Ruons-nous dans l’observation et dans l’expérience que M. Paul Bert recommande à l’exclusion de toute métaphysique. Voyons un peu comment se comportera la mouche vers laquelle l’araignée bondit. Mais auparavant félicitons l’éminent vivisecteur du succès que ses doctrines viennent d’obtenir dans la patrie des Napoléon. Avec le scalpel qui lui sert quelquefois de plume, M. Paul Bert avait mis à nu, dans le journal qui veut bien le prendre au sérieux comme écrivain, une des plaies de ce temps-ci. Tout le mal vient de ce que nous ne nous occupons pas assez de politique et de ce que les jeunes gens ne s’inspirent pas assez de cette belle pensée de Solon qui voulait qu’on notât d’infamie et qu’on punît sévèrement tous ceux qui ne prenaient pas part aux guerres civiles. Les Corses ne se le sont pas fait dire deux fois et je lisais, il y a quelques jours, le récit d’une bataille entre bonapartistes et républicains, laquelle mit aux mains les plus proches parents et les meilleurs amis. Trois de ces solonistes sont restés sur le carreau. J’espère bien que M. Paul Bert ne laissera pas traîner les autres devant les tribunaux. Il est doux de penser que ces mœurs délicates sont recommandées à nos enfants par un ancien grand maître de l’Université. Je reviens à la mouche. L’araignée a commencé à la humer très consciencieusement. Son beau corselet gris clair rayé de noir se gonfle sensiblement durant que sa victime devient de plus en plus diaphane. Une de moins qui nous bourdonnera aux oreilles! Je crois, en effet que c’est comme bête mélomane que l’araignée a voué à la mouche une haine dont Solon lui-même aurait été satisfait. Car tout le monde sait que l’araignée adore la musique. Buffon lui-même s’en était aperçu. Mais elle est comme moi. Les sonorités même savantes des morphéonistes actuellement à la mode ne lui suffisent pas. Il lui faut de la mélodie, et vous savez quelle est l’invention des mouches comme compositeurs. C’est sublime de continuité, mais absolument embêtant.

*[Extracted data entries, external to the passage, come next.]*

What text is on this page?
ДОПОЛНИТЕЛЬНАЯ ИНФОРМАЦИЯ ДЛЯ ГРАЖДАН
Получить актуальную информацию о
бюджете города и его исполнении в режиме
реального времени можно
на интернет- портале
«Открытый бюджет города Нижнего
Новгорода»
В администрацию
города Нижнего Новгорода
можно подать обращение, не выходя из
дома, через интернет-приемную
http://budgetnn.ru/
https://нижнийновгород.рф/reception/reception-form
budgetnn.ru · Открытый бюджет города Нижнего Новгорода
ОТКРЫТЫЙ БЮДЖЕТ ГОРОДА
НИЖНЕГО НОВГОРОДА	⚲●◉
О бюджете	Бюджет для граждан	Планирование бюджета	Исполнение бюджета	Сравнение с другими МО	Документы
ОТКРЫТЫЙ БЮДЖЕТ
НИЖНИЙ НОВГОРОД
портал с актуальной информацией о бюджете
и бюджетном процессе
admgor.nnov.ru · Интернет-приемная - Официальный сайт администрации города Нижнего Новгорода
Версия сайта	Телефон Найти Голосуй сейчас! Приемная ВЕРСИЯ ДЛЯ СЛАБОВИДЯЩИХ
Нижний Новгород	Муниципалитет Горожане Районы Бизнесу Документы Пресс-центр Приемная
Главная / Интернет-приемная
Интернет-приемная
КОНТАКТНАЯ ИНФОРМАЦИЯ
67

Plus je vais, moins je suis disposé à m’attendrir sur le destin de cette mouche. Après tout, qu’est-elle venue faire dans ma toile! En chasser les visions charmantes qu’évoquait ma mémoire, les chers fantômes que le souffle de l’aube y avait emprisonnés dans un suaire de parfums et de baisers. Bête politique, tu n’as que ce que tu mérites! Oui, bête politique! Il faudrait être aveugle, en effet, pour ne pas être frappé de la similitude de rôles de nos grands politiciens dans la société et des mouches dans la nature. Le coche pesant qui emmène vers le néant commun les choses et les peuples, la gloire des fleurs et celle des nations, la chanson du vent et les noms retentissants de l’Histoire roule sur la route éternelle, traîné par les chevaux du Destin. Tout autour, des bêtes bourdonnantes et inutiles simulent l’effort, se démènent, s’enflent d’un imaginaire travail et réclament de réels salaires. Les mouches font grand tapage le long du chemin, mais ce n’est pas elles qui l’ont tracé et c’est elles seules qu’elles emportent en le parcourant. Elles n’avancent ni ne retardent d’une heure le rajeunissement radieux du printemps et le déclin mélancolique des automnes. Ainsi les destinées d’un grand peuple s’accomplissent suivant des lois que ne troublent guère les bavardages intéressés des politiciens de profession. Cependant ceux-ci se multiplient d’autant plus que la décadence est plus certaine, comme on voit les mouches voler aux plaies des bêtes souffrantes et en accroître le picotement. Ah! vraiment nous ne faisons pas assez de politique! Et les Arts! Et la Science! Et toutes ces forces vives réelles qui, seules, entraînent une nation vers les sommets glorieux, que deviennent-ils dans ce déchaînement d’ambitions misérables et de grotesques appétits? Estampiller tous les trois ans une exposition, voilà morbleu! un rude concours au développement artistique d’un pays! Vous savez que je finirais par me mettre en colère. Mais nous en crevons de politique, et votre père Solon mériterait tout simplement une fessée sur la place publique pour l’incongruité que vous lui faites dire.

Cependant les feuilles de mon figuier sont sèches déjà, le soleil ayant vaincu les brumes, et le temps n’est plus de penser aux amoureuses d’antan.